As a self employed, am I by law required to have a super fund? At 50, contemplating on starting a superannuation fund, plus paying for a 30 year mortgage, is there a table showing approximately returns on what amount is put in… Are there previous charts on what is put in and what is the outcome after 10/ 20 years?
Hi there,
When you are self-employed there is no legal requirement to pay yourself superannuation. However, there may be some tax advantages of doing so, not to mention the benefit of investment returns.

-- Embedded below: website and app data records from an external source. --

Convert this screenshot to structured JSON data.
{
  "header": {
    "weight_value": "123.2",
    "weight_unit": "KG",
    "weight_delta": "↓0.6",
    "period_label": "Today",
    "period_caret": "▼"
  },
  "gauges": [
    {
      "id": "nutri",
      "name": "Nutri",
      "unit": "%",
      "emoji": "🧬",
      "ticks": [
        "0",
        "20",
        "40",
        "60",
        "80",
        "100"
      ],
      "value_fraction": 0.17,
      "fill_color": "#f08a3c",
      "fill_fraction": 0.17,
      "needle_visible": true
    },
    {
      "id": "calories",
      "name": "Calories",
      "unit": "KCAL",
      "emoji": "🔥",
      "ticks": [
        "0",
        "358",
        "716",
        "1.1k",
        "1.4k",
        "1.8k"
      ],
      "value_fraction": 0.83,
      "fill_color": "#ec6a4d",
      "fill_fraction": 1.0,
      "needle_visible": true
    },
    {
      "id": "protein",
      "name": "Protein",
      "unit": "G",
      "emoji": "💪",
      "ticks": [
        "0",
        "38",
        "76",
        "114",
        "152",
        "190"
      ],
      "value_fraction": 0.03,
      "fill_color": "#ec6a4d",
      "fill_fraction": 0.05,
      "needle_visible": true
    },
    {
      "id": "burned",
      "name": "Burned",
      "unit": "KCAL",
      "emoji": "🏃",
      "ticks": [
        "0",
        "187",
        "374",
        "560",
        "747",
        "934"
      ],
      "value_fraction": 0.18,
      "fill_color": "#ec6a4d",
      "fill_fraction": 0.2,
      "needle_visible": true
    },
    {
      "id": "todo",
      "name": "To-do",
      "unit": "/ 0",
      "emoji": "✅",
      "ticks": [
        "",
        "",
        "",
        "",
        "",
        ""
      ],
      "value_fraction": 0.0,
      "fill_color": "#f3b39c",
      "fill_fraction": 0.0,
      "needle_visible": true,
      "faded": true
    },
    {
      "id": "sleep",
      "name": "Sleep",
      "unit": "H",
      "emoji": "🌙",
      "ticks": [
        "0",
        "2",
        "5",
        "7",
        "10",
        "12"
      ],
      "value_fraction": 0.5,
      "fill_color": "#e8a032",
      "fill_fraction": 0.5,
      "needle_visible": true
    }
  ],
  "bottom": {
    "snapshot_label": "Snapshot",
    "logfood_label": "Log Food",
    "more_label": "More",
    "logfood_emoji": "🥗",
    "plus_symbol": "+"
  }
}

We’re not licenced to offer personal advice, but this calculator can help you understand how much you might be able to generate through super (in the employer contributions section, enter the percentage that you are considering paying):
https://www.finder.com.au/super-funds/superannuation-calculator
Also, here is some more information about superannuation for self-employed Australians:
https://www.finder.com.au/super-funds/superannuation-for-sole-traders
Hope this helps!
i have a 15 year old who is working. what is the best super fund for teenagers?
Hi Rachel,
We won’t be able to recommend any specific super fund products for your son. However we have written what to look for when selecting a suitable fund here
Thanks
Raj
Hi, I am looking for the best returning super fund taking into account as is stated on your website the fees, how the fund invests your money and if it aligns with your risk appetite which is high growth. The difficulty I am having is comparing high growth as the definition/asset class and the weightings between different super funds can vary so we are not comparing apples to apples. Currently I am with an industry fund and find since they run a lot of ads, fund profits/fees are eaten by the ads so I am looking for other type of funds that are also transparent. Thank you
Hi Navid, Finder is a comparison site and we aren’t licensed to give you any personal advice or product recommendations. You can use our comparison table to compare high growth options, by using the filters on the side: https://www.finder.com.au/super-funds
Hope this helps. Thanks,
Alison
Hi, I’m an international student (my plan is to get a PR eventually), and I am about to start 2 casual jobs; I do not know how to choose which is better for my situation. Could you please assist me with that?
Thank you.
Hi Maria, we aren’t licensed to offer you any personal financial advice or product recommendations. In general when choosing a super fund it’s best to look for a fund that has a combination of low annual fees and a history of high long-term returns. If you’d like some personal recommendations it’d be best to speak to a financial adviser who can give you recommendations for your situation. Thanks, Alison.